Why do some people dismiss creative healing as less legitimate than talk therapy?

The ranking of talk therapy above creative and body-based approaches reflects a specific intellectual tradition: one that privileges rational, verbal, individual processing as the gold standard of psychological health. This hierarchy has roots in the European Enlightenment and the professionalization of psychology as a discipline that sought legitimacy by aligning with medical science. Anything that can’t be easily measured, articulated, or reduced to a protocol gets treated as supplementary. Meanwhile, Indigenous communities, BIPOC cultures, and queer communities have used creative healing practices for millennia. The burden of proof was never about the practice. It was about who was practising.

Can creative healing help with trauma?

Yes. Creative healing is particularly effective for trauma because it doesn’t require a coherent verbal narrative. Trauma fragments experience and stores it as sensory and emotional fragments rather than as a story you can retell. Art-making engages multimodal processing, recruiting visual, spatial, motor, tactile, and emotional brain networks simultaneously. This allows the material to be processed through a wider bandwidth than verbal processing alone provides. For people who’ve found that retelling their story hasn’t changed how it lives in their body, creative healing offers a different doorway.

How does creative healing work alongside other therapy modalities?

Creative healing integrates with other modalities naturally.
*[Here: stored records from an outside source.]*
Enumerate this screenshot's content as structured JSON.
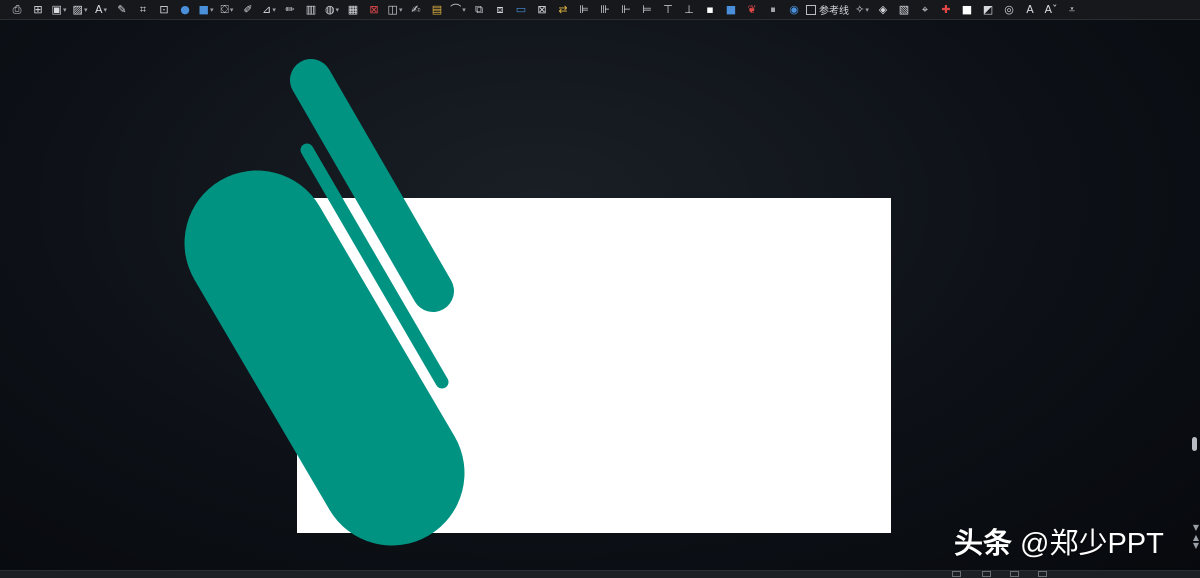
{
  "toolbar": {
    "items": [
      {
        "icon": "print-icon",
        "glyph": "⎙"
      },
      {
        "icon": "align-center-icon",
        "glyph": "⊞"
      },
      {
        "icon": "frame-icon",
        "glyph": "▣",
        "caret": true
      },
      {
        "icon": "picture-icon",
        "glyph": "▨",
        "caret": true
      },
      {
        "icon": "font-color-icon",
        "glyph": "A",
        "caret": true
      },
      {
        "icon": "pen-icon",
        "glyph": "✎"
      },
      {
        "icon": "crop-icon",
        "glyph": "⌗"
      },
      {
        "icon": "crop-fit-icon",
        "glyph": "⊡"
      },
      {
        "icon": "blue-circle-icon",
        "glyph": "●",
        "color": "blue"
      },
      {
        "icon": "fill-color-icon",
        "glyph": "■",
        "color": "blue",
        "caret": true
      },
      {
        "icon": "fill-bucket-icon",
        "glyph": "⛋",
        "caret": true
      },
      {
        "icon": "eyedropper-icon",
        "glyph": "✐"
      },
      {
        "icon": "outline-icon",
        "glyph": "⊿",
        "caret": true
      },
      {
        "icon": "pencil-icon",
        "glyph": "✏"
      },
      {
        "icon": "chart-icon",
        "glyph": "▥"
      },
      {
        "icon": "shapes-icon",
        "glyph": "◍",
        "caret": true
      },
      {
        "icon": "table-icon",
        "glyph": "▦"
      },
      {
        "icon": "pdf-icon",
        "glyph": "⊠",
        "color": "red"
      },
      {
        "icon": "shape-icon",
        "glyph": "◫",
        "caret": true
      },
      {
        "icon": "format-painter-icon",
        "glyph": "✍"
      },
      {
        "icon": "note-icon",
        "glyph": "▤",
        "color": "gold"
      },
      {
        "icon": "freeform-icon",
        "glyph": "⌒",
        "caret": true
      },
      {
        "icon": "bring-forward-icon",
        "glyph": "⧉"
      },
      {
        "icon": "send-backward-icon",
        "glyph": "⧈"
      },
      {
        "icon": "image-icon",
        "glyph": "▭",
        "color": "blue"
      },
      {
        "icon": "placeholder-icon",
        "glyph": "⊠"
      },
      {
        "icon": "replace-image-icon",
        "glyph": "⇄",
        "color": "gold"
      },
      {
        "icon": "align-left-icon",
        "glyph": "⊫"
      },
      {
        "icon": "align-right-icon",
        "glyph": "⊪"
      },
      {
        "icon": "align-middle-icon",
        "glyph": "⊩"
      },
      {
        "icon": "distribute-h-icon",
        "glyph": "⊨"
      },
      {
        "icon": "align-top-icon",
        "glyph": "⊤"
      },
      {
        "icon": "align-bottom-icon",
        "glyph": "⊥"
      },
      {
        "icon": "small-square-icon",
        "glyph": "▪",
        "color": "white"
      },
      {
        "icon": "blue-square-icon",
        "glyph": "■",
        "color": "blue"
      },
      {
        "icon": "brush-icon",
        "glyph": "❦",
        "color": "red"
      },
      {
        "icon": "pause-icon",
        "glyph": "⏸"
      },
      {
        "icon": "globe-icon",
        "glyph": "◉",
        "color": "blue"
      }
    ],
    "guides_label": "参考线",
    "items_right": [
      {
        "icon": "star-icon",
        "glyph": "✧",
        "caret": true
      },
      {
        "icon": "diamond-icon",
        "glyph": "◈"
      },
      {
        "icon": "image-adjust-icon",
        "glyph": "▧"
      },
      {
        "icon": "crop-marks-icon",
        "glyph": "⌖"
      },
      {
        "icon": "red-cross-icon",
        "glyph": "✚",
        "color": "red"
      },
      {
        "icon": "white-square-icon",
        "glyph": "■",
        "color": "white"
      },
      {
        "icon": "shadow-square-icon",
        "glyph": "◩"
      },
      {
        "icon": "merge-shapes-icon",
        "glyph": "◎"
      },
      {
        "icon": "font-increase-icon",
        "glyph": "A"
      },
      {
        "icon": "font-decrease-icon",
        "glyph": "Aˇ"
      },
      {
        "icon": "more-icon",
        "glyph": "⩡"
      }
    ]
  },
  "colors": {
    "slide_background": "#ffffff",
    "shape_fill": "#009382",
    "app_background": "#0d1117"
  },
  "watermark": {
    "source": "头条",
    "handle": "@郑少PPT"
  }
}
At Venturous Counselling, your therapist might weave creative work alongside talk therapy, somatic therapy for trauma and anxietyEMDR therapy for trauma processing, or nature-based walk and talk therapy. The creative work reveals something, the verbal processing helps you make sense of it, and the somatic awareness helps you stay present through both. The art becomes a bridge between modalities, a tangible trace of what your process uncovers.
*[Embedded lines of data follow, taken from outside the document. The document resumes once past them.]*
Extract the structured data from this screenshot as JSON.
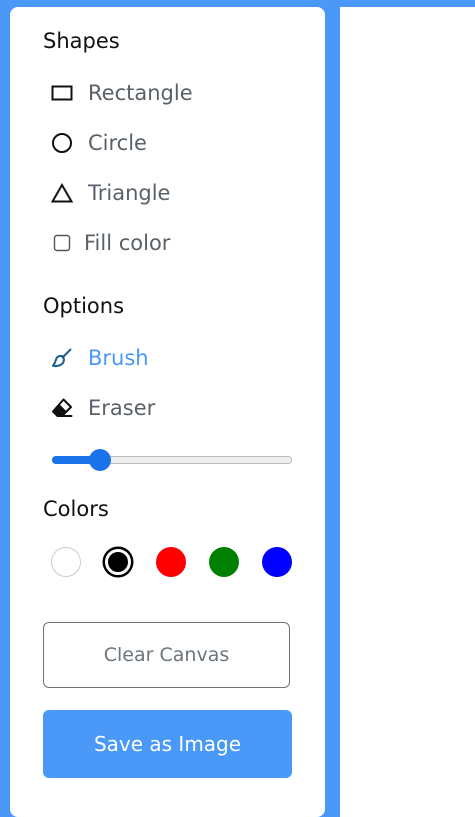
{
  "toolbar": {
    "shapes_title": "Shapes",
    "options_title": "Options",
    "colors_title": "Colors",
    "shapes": [
      {
        "label": "Rectangle",
        "icon": "rectangle-icon"
      },
      {
        "label": "Circle",
        "icon": "circle-icon"
      },
      {
        "label": "Triangle",
        "icon": "triangle-icon"
      }
    ],
    "fill_color_label": "Fill color",
    "fill_color_checked": false,
    "tools": [
      {
        "label": "Brush",
        "icon": "brush-icon",
        "active": true
      },
      {
        "label": "Eraser",
        "icon": "eraser-icon",
        "active": false
      }
    ],
    "brush_size_fraction": 0.17,
    "colors": [
      {
        "value": "#ffffff",
        "selected": false
      },
      {
        "value": "#000000",
        "selected": true
      },
      {
        "value": "#ff0000",
        "selected": false
      },
      {
        "value": "#008000",
        "selected": false
      },
      {
        "value": "#0000ff",
        "selected": false
      }
    ],
    "clear_label": "Clear Canvas",
    "save_label": "Save as Image"
  },
  "theme": {
    "accent": "#4a98f7",
    "slider": "#1a73e8"
  }
}
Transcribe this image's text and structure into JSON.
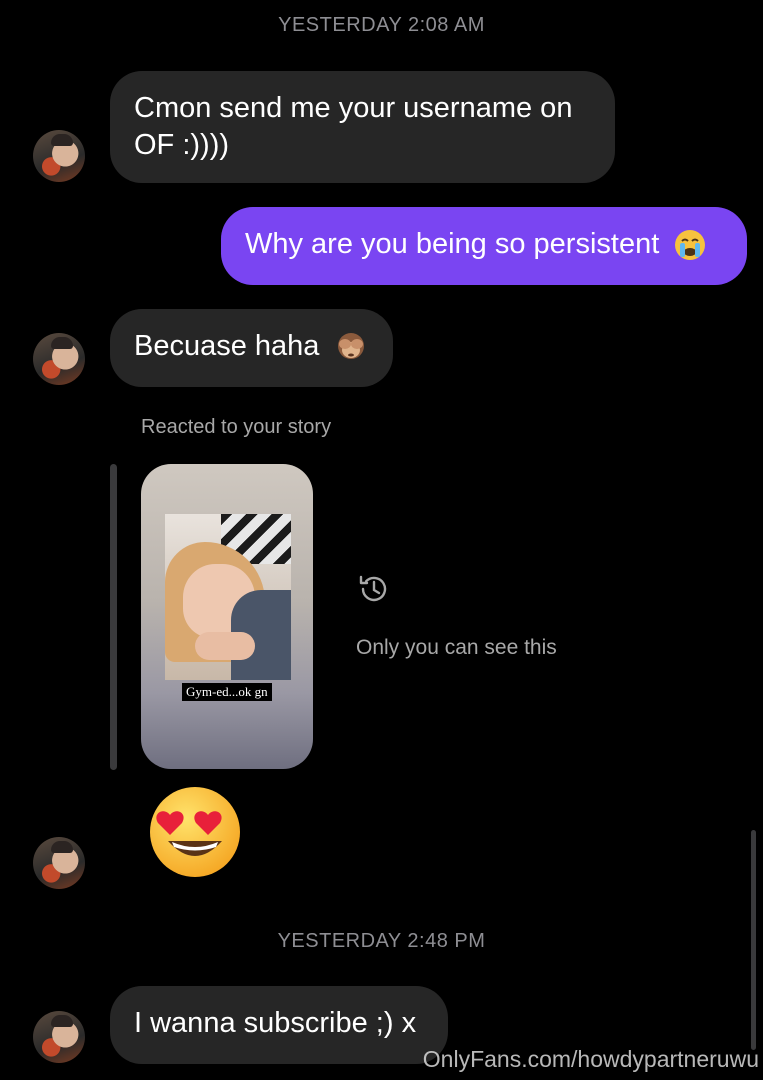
{
  "messages": {
    "timestamp_1": "YESTERDAY 2:08 AM",
    "msg_1": "Cmon send me your username on OF :))))",
    "msg_1_line1": "Cmon send me your username on",
    "msg_1_line2": "OF :))))",
    "msg_2": "Why are you being so persistent",
    "msg_2_emoji": "loudly-crying-face-emoji",
    "msg_3": "Becuase haha",
    "msg_3_emoji": "see-no-evil-monkey-emoji",
    "story_reaction_label": "Reacted to your story",
    "story_caption": "Gym-ed...ok gn",
    "story_visibility_note": "Only you can see this",
    "reaction_emoji": "heart-eyes-emoji",
    "timestamp_2": "YESTERDAY 2:48 PM",
    "msg_4": "I wanna subscribe ;) x"
  },
  "watermark": "OnlyFans.com/howdypartneruwu",
  "colors": {
    "background": "#000000",
    "incoming_bubble": "#262626",
    "outgoing_bubble": "#7a45f2",
    "muted_text": "#a8a8a8"
  }
}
Is creative healing covered by insurance?

When provided by a Registered Clinical Counsellor (RCC), expressive arts therapy is covered the same way as any other counselling session under most extended health plans. At Venturous Counselling, our rates are consistent across all therapeutic modalities, and there are no additional costs for creative materials. We offer direct billing to most extended health insurance plans and accept funding through CVAP, ICBC, WorkBC, FNHA, and Autism Funding. Book a free consultation to discuss your specific coverage.
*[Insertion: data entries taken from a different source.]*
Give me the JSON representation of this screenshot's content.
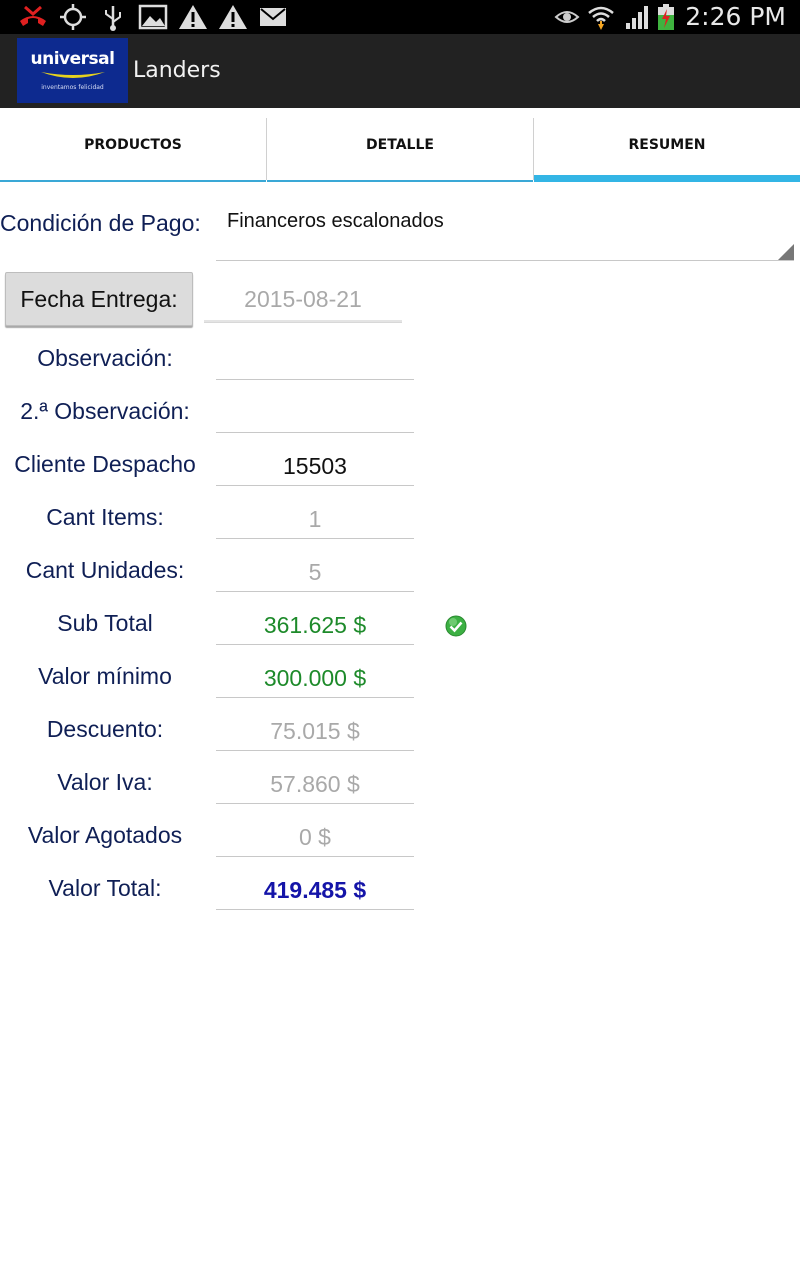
{
  "status_bar": {
    "time": "2:26 PM",
    "icons": [
      "missed-call-icon",
      "gps-icon",
      "usb-icon",
      "image-icon",
      "warning-icon",
      "warning-icon",
      "email-icon",
      "eye-icon",
      "wifi-icon",
      "signal-icon",
      "battery-charging-icon"
    ]
  },
  "action_bar": {
    "logo_text": "universal",
    "logo_tagline": "inventamos felicidad",
    "title": "Landers",
    "logo_color": "#0d2a8f"
  },
  "tabs": [
    {
      "label": "PRODUCTOS",
      "active": false
    },
    {
      "label": "DETALLE",
      "active": false
    },
    {
      "label": "RESUMEN",
      "active": true
    }
  ],
  "form": {
    "condicion_label": "Condición de Pago:",
    "condicion_value": "Financeros escalonados",
    "fecha_button": "Fecha Entrega:",
    "fecha_value": "2015-08-21",
    "observacion_label": "Observación:",
    "observacion_value": "",
    "observacion2_label": "2.ª Observación:",
    "observacion2_value": "",
    "cliente_label": "Cliente Despacho",
    "cliente_value": "15503",
    "cant_items_label": "Cant Items:",
    "cant_items_value": "1",
    "cant_unidades_label": "Cant Unidades:",
    "cant_unidades_value": "5",
    "subtotal_label": "Sub Total",
    "subtotal_value": "361.625 $",
    "valor_minimo_label": "Valor mínimo",
    "valor_minimo_value": "300.000 $",
    "descuento_label": "Descuento:",
    "descuento_value": "75.015 $",
    "iva_label": "Valor Iva:",
    "iva_value": "57.860 $",
    "agotados_label": "Valor Agotados",
    "agotados_value": "0 $",
    "total_label": "Valor Total:",
    "total_value": "419.485 $"
  },
  "colors": {
    "accent": "#33b5e5",
    "label": "#0f1f55",
    "green_value": "#1d8a2a",
    "total_value": "#1414a8"
  }
}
Do I need to buy art supplies before starting?

No. For in-person sessions, materials are provided. For virtual sessions, your therapist will work with you to explore which creative materials are accessible at home. This can be as simple as paper and a pen, markers, or whatever you already have. There’s no expectation to invest in supplies. The therapeutic value comes from the process and the relationship, not from the materials themselves.